If Nigerians want to sit down and turn themselves into slaves and forget where they are coming from, because it has worsened, sad. There are some people who say: ‘oh, Jonathan should have been kept. He’s the best thing after jollof rice’ because they could buy tickets for N10,000 from Abuja to Lagos. For those people, the message I have is that those who have died, they don’t know that tickets are now N300,000. And when they could buy the tickets for N10,000, there were others who couldn’t afford it. There were people who were running from insurgency in the North-East. There was a woman who had miscarriage and didn’t know she had a miscarriage. That was how frightened people were. We had our military who were running away. Our own military ran away from a ragtag army and entered Cameroon. What did they call it then? They said it was a tactical withdrawal. What did we not see? And today they dare to tell us all sorts of things.

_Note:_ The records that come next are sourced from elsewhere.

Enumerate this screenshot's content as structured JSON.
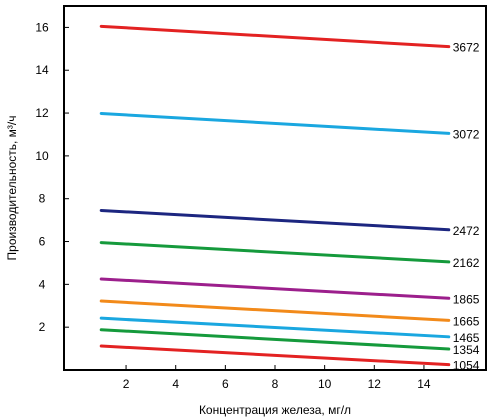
{
  "chart_data": {
    "type": "line",
    "xlabel": "Концентрация железа, мг/л",
    "ylabel": "Производительность, м³/ч",
    "xlim": [
      -0.5,
      16.5
    ],
    "ylim": [
      0,
      17
    ],
    "x_ticks": [
      2,
      4,
      6,
      8,
      10,
      12,
      14
    ],
    "y_ticks": [
      2,
      4,
      6,
      8,
      10,
      12,
      14,
      16
    ],
    "grid": false,
    "legend": "none",
    "series": [
      {
        "label": "3672",
        "color": "#e32222",
        "x": [
          1,
          15
        ],
        "y": [
          16.05,
          15.1
        ]
      },
      {
        "label": "3072",
        "color": "#1aa7e0",
        "x": [
          1,
          15
        ],
        "y": [
          11.98,
          11.05
        ]
      },
      {
        "label": "2472",
        "color": "#1c2680",
        "x": [
          1,
          15
        ],
        "y": [
          7.45,
          6.55
        ]
      },
      {
        "label": "2162",
        "color": "#159a3c",
        "x": [
          1,
          15
        ],
        "y": [
          5.95,
          5.05
        ]
      },
      {
        "label": "1865",
        "color": "#9c1f8c",
        "x": [
          1,
          15
        ],
        "y": [
          4.25,
          3.35
        ]
      },
      {
        "label": "1665",
        "color": "#f28a1a",
        "x": [
          1,
          15
        ],
        "y": [
          3.22,
          2.32
        ]
      },
      {
        "label": "1465",
        "color": "#1aa7e0",
        "x": [
          1,
          15
        ],
        "y": [
          2.42,
          1.55
        ]
      },
      {
        "label": "1354",
        "color": "#159a3c",
        "x": [
          1,
          15
        ],
        "y": [
          1.88,
          0.98
        ]
      },
      {
        "label": "1054",
        "color": "#e32222",
        "x": [
          1,
          15
        ],
        "y": [
          1.12,
          0.25
        ]
      }
    ]
  }
}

Whoever it is saying whatever, let them go and fight whoever is funding what. The Bring Back Our Girls movement is a movement that is self-funded and no matter what they try to do, they will not take away the pain that we went through to ensure that Chibok girls are brought back, although some have been brought back to speak. I remember, was it 1999 when I was in my youth service? They overpaid me. The National Youth Service Corps, NYSC, overpaid me. When I was returning that money, everybody was making fun of me, even the bank, defunct Peoples Bank. Even the people at NYSC were fighting me. It was quite a bit of money. I returned it. If I didn’t return it, do you think I would have the mouth I have today? I wouldn’t. I am a stickler for process. In short, sometimes you will be irritated.